A new strain of the Mirai IoT malware has been discovered following the publication of exploit code targeting networking equipment.
According to a blog post by Chinese IT security firm Qihoo 360 Netlab, researchers noticed an increase in traffic scanning ports 2323 and 23.
“We are quite confident to tell this is a new Mirai variant,” the researchers said.
Researchers spotted two new credentials admin/CentryL1nk and admin/QwestM0dem being actively used. The credential admin/CentryL1nk first appeared in an exploit about ZyXEL PK5001Z modem in exploit-db less than a month ago.
They added that the misuse of these two credentials began at around 11 am on 22 November, reaching a peak, a day later. Around 100,000 IPs were recorded scanning for exploitable devices using the credentials, mostly from Argentina, as a source of 65,700.
“This leaves us wondering if it is an attack focus on several specific types of IoT device, as these devices are widely deployed in Argentina, just as happened at last year's Telekom event,” said researchers.
Bogdan Botezatu, senior e-threat analyst at Bitdefender, told SC Media UK that Mirai went open source in October 2016.
“Its original code has served as an inspiration to other cyber-criminals, so, currently, there are tens or even hundreds of variations of the Mirai bot attacking IoT devices. We are aware of at least 10 major botnets derived from Mirai. By major, I mean 10 K bots and up. New versions come and go, as hackers have easy access to both the bot's source code and to devices to infect,” he said.
“We presume that the uptick in attacks originating from Argentina is closely related to the publication of a proof-of-concept attack against the old ZyXEL PK5001Z routers that have been shipped with hardcoded credentials for the Telnet service. In terms of functionality, nothing has changed much, Mirai is still a basic bot with DDoS capabilities, but the recently posted credentials have helped operators seize significantly more vulnerable devices than they usually do,” he added.

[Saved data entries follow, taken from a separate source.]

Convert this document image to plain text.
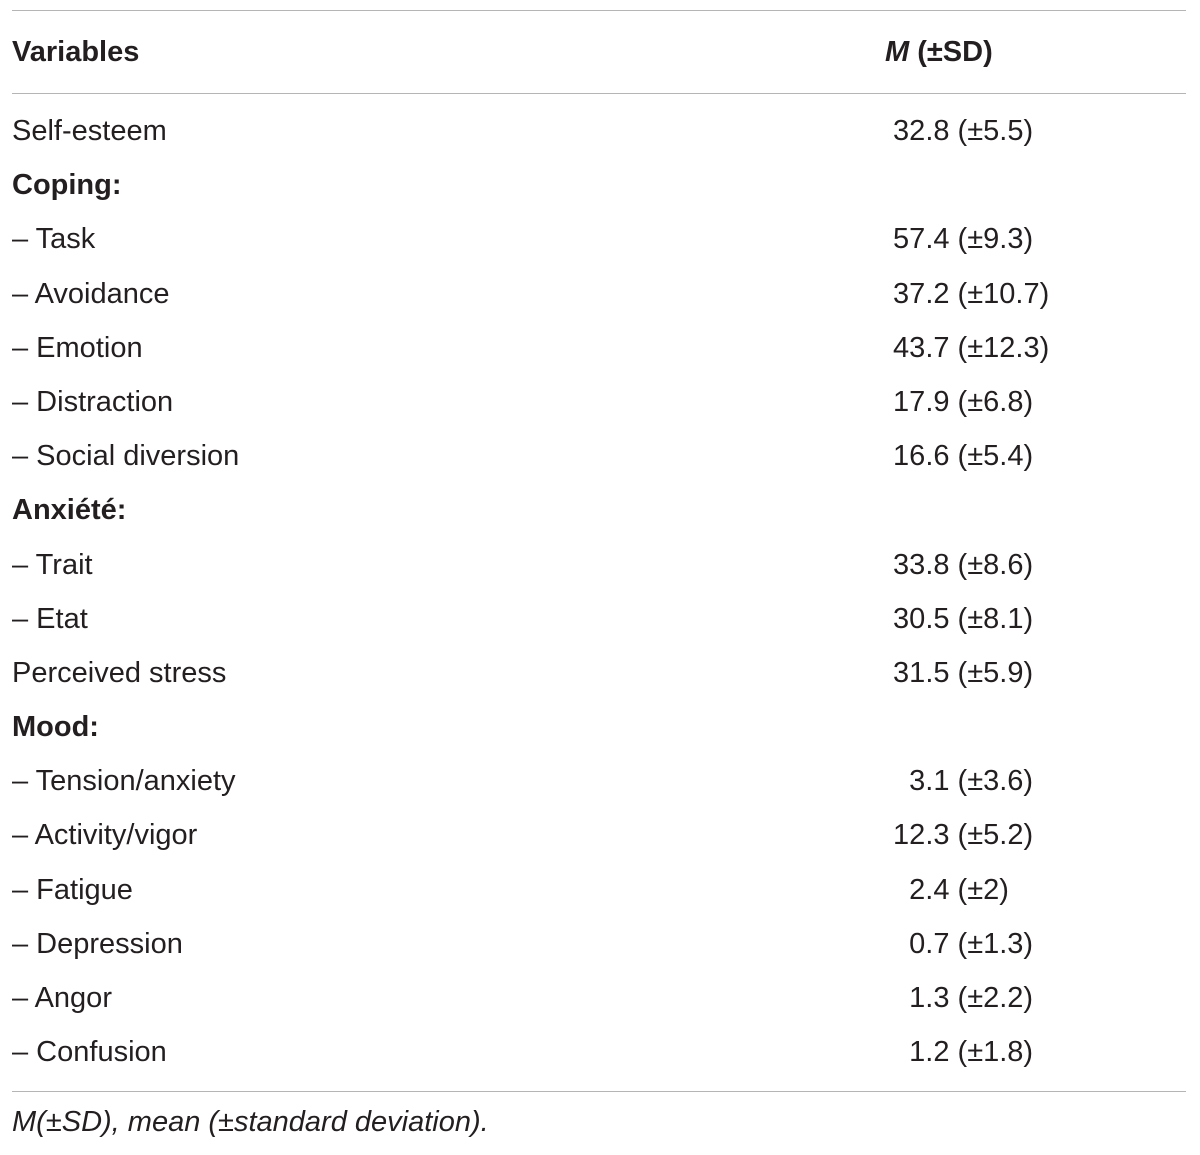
Variables	M (±SD)
Self-esteem	32.8 (±5.5)
Coping:
– Task	57.4 (±9.3)
– Avoidance	37.2 (±10.7)
– Emotion	43.7 (±12.3)
– Distraction	17.9 (±6.8)
– Social diversion	16.6 (±5.4)
Anxiété:
– Trait	33.8 (±8.6)
– Etat	30.5 (±8.1)
Perceived stress	31.5 (±5.9)
Mood:
– Tension/anxiety	3.1 (±3.6)
– Activity/vigor	12.3 (±5.2)
– Fatigue	2.4 (±2)
– Depression	0.7 (±1.3)
– Angor	1.3 (±2.2)
– Confusion	1.2 (±1.8)
M(±SD), mean (±standard deviation).
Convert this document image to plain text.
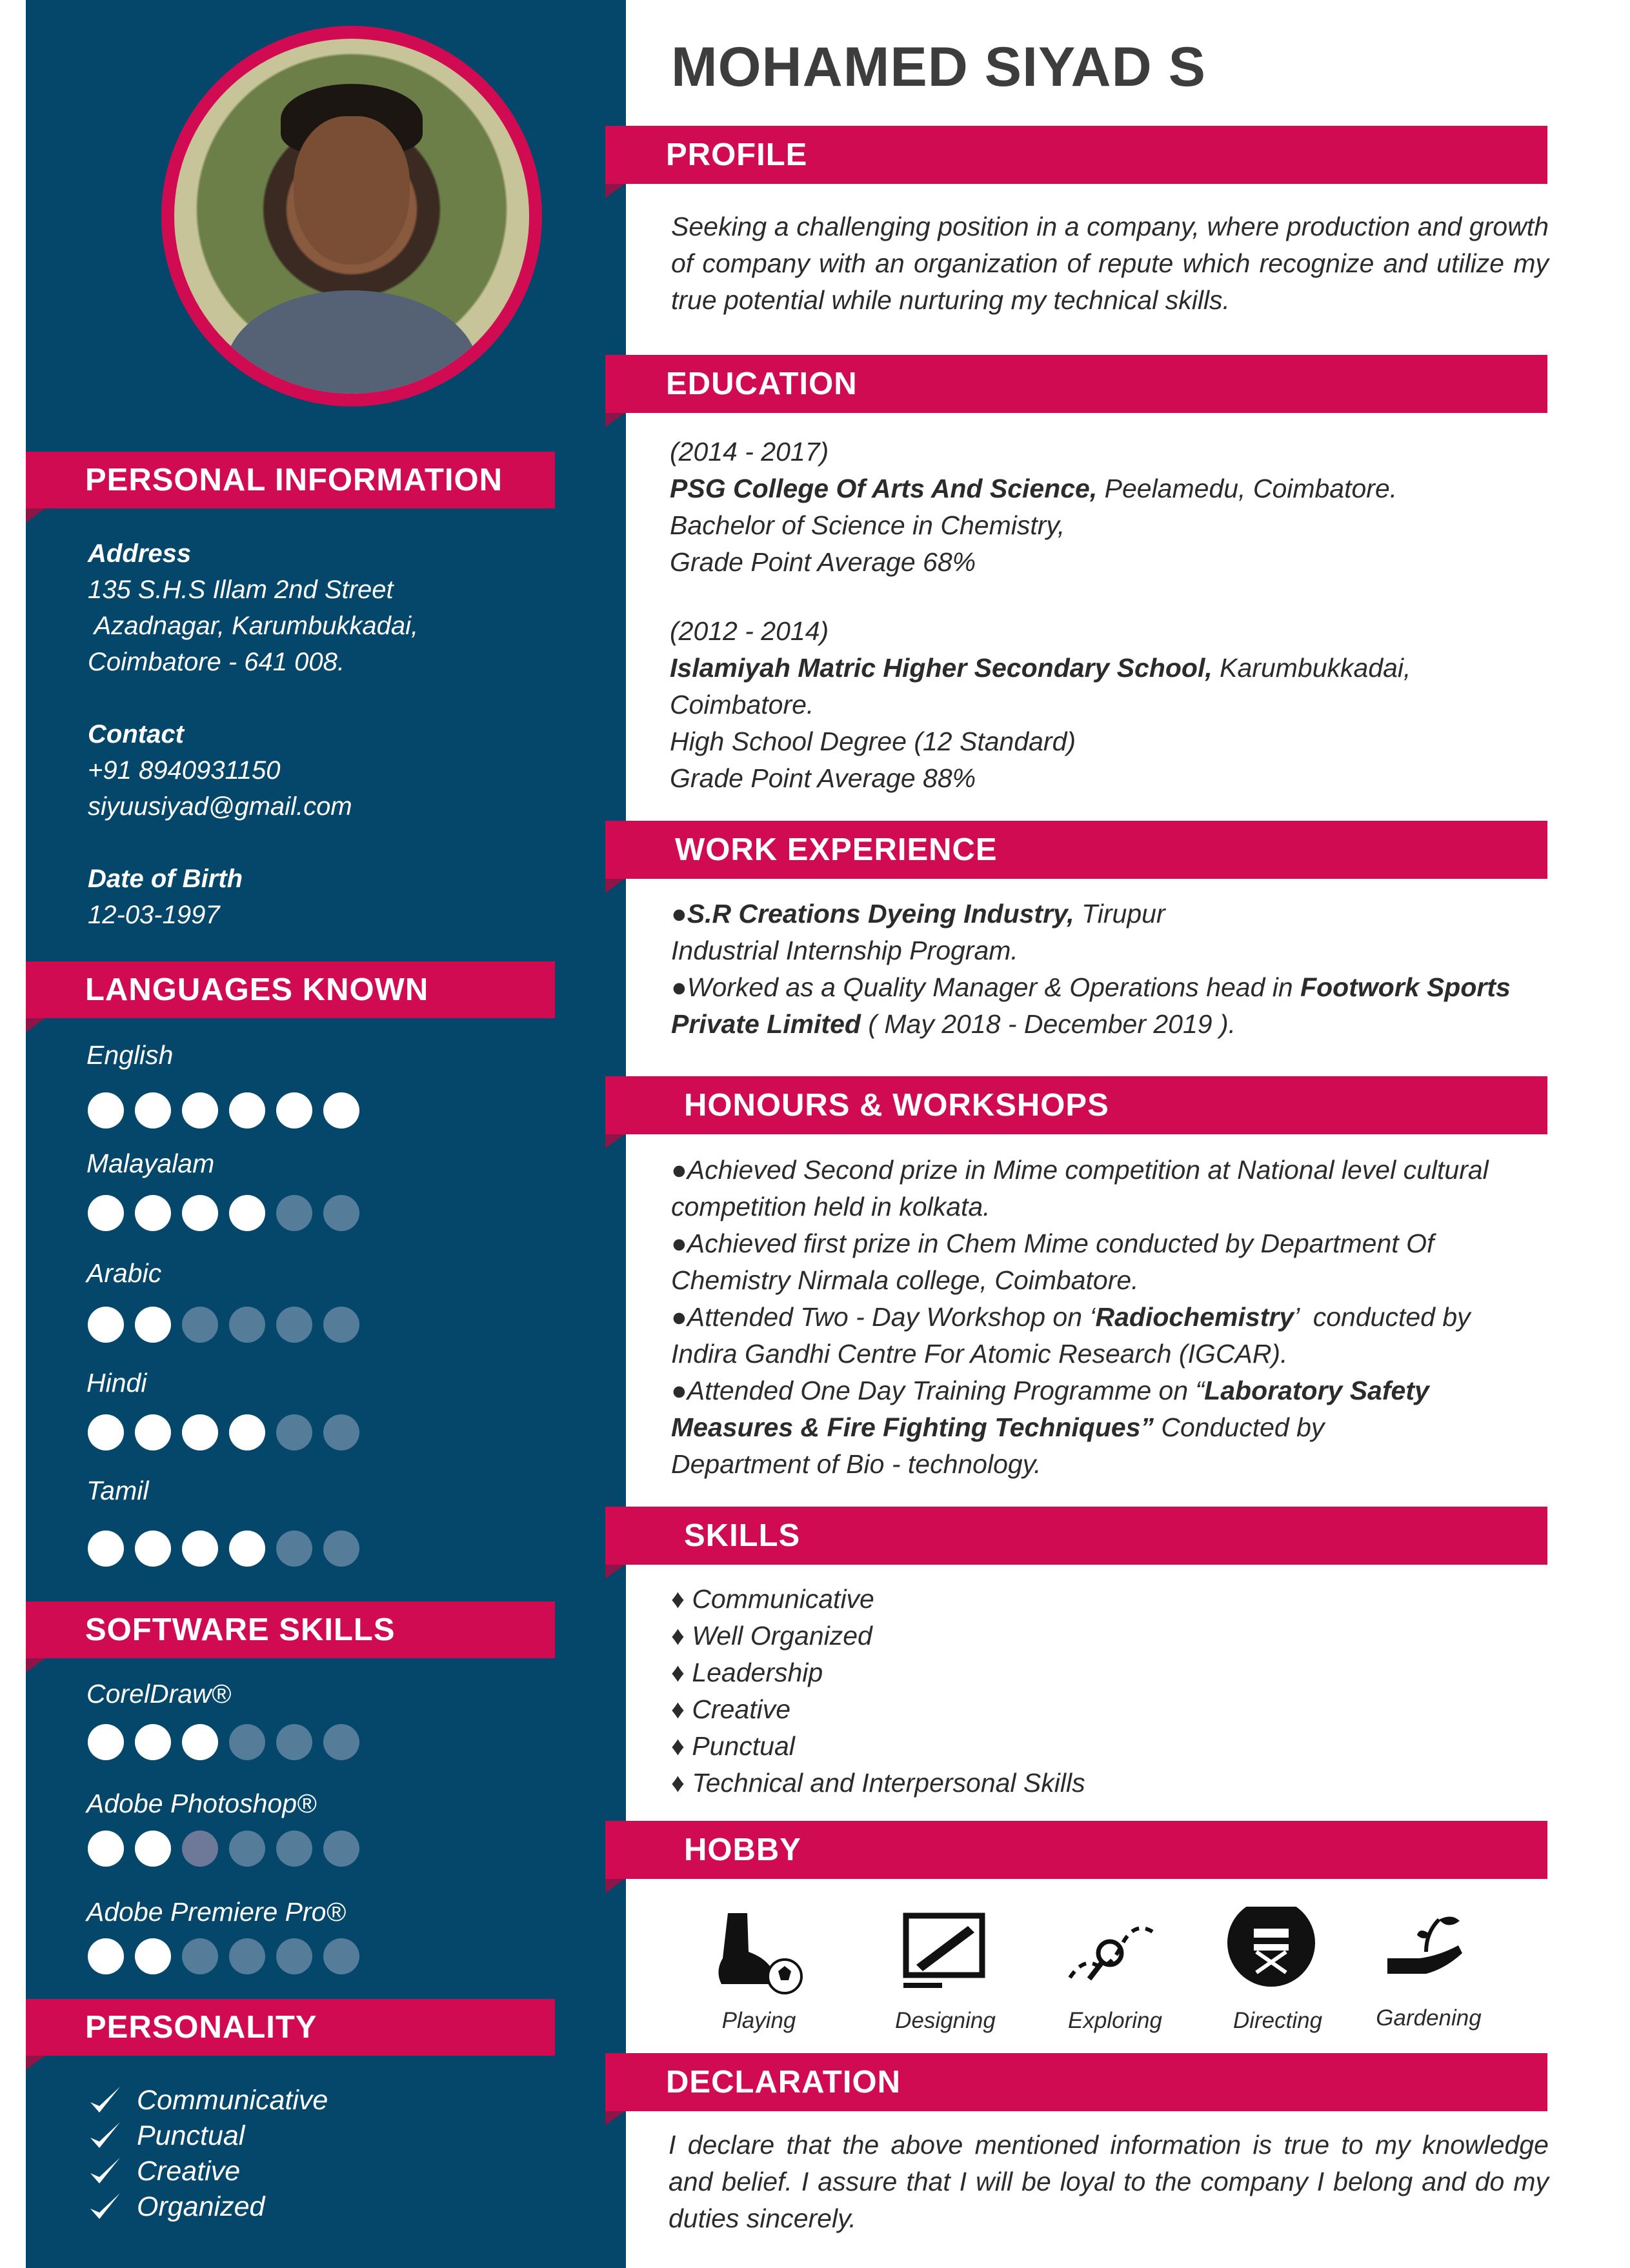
PERSONAL INFORMATION
Address
135 S.H.S Illam 2nd Street
Azadnagar, Karumbukkadai,
Coimbatore - 641 008.
Contact
+91 8940931150
siyuusiyad@gmail.com
Date of Birth
12-03-1997
LANGUAGES KNOWN
English
Malayalam
Arabic
Hindi
Tamil
SOFTWARE SKILLS
CorelDraw®
Adobe Photoshop®
Adobe Premiere Pro®
PERSONALITY
Communicative
Punctual
Creative
Organized
MOHAMED SIYAD S
PROFILE
Seeking a challenging position in a company, where production and growth of company with an organization of repute which recognize and utilize my true potential while nurturing my technical skills.
EDUCATION
(2014 - 2017)
PSG College Of Arts And Science, Peelamedu, Coimbatore.
Bachelor of Science in Chemistry,
Grade Point Average 68%
(2012 - 2014)
Islamiyah Matric Higher Secondary School, Karumbukkadai,
Coimbatore.
High School Degree (12 Standard)
Grade Point Average 88%
WORK EXPERIENCE
●S.R Creations Dyeing Industry, Tirupur
Industrial Internship Program.
●Worked as a Quality Manager & Operations head in Footwork Sports
Private Limited ( May 2018 - December 2019 ).
HONOURS & WORKSHOPS
●Achieved Second prize in Mime competition at National level cultural
competition held in kolkata.
●Achieved first prize in Chem Mime conducted by Department Of
Chemistry Nirmala college, Coimbatore.
●Attended Two - Day Workshop on ‘Radiochemistry’  conducted by
Indira Gandhi Centre For Atomic Research (IGCAR).
●Attended One Day Training Programme on “Laboratory Safety
Measures & Fire Fighting Techniques” Conducted by
Department of Bio - technology.
SKILLS
♦ Communicative
♦ Well Organized
♦ Leadership
♦ Creative
♦ Punctual
♦ Technical and Interpersonal Skills
HOBBY
Playing	Designing	Exploring	Directing	Gardening
DECLARATION
I declare that the above mentioned information is true to my knowledge and belief. I assure that I will be loyal to the company I belong and do my duties sincerely.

Chris Doman, security researcher at AlienVault, told SC Media UK that the distribution servers seem to have been taken down today (Monday 27th), however given this is a worm the damage will likely already have been done in the preceding days.
“Whilst hard-coded credentials can make management easier for ISPs, it's inevitable that using the same credentials on every router like this will lead to security failure of some kind,” he added.
Ken Munro, partner in Pen Test Partners, told SC Media UK that the TCP/2323 vector is interesting and “smacks of the telnet port obfuscation used by the Lilin DVR (TCP/12323).”
“Routers shouldn't be running telnet or any other service exposed to the Internet. TR-069 and similar exist for remote configuration and diagnostics and this can be IP filtered by the device so that arbitrary people can't connect. It is also trivially easy to find out these passwords as weaknesses in the supply chain see them published online,” he added.
Christopher Littlejohns, EMEA manager at Synopsys, told SC Media UK that the ZyXEL PK5001Z Modem is yet another device with hard-coded credentials that is deployed in enough numbers to be worthy of interest to enable potential future DoS attacks.
“What is perhaps more worrying is that the target is a router, therefore all internet and network traffic within a house or small business is likely to pass through it. This potentially makes the target all the more valuable to the attacker as it may facilitate more sophisticated credential stealing attacks that can be monetised,” he said.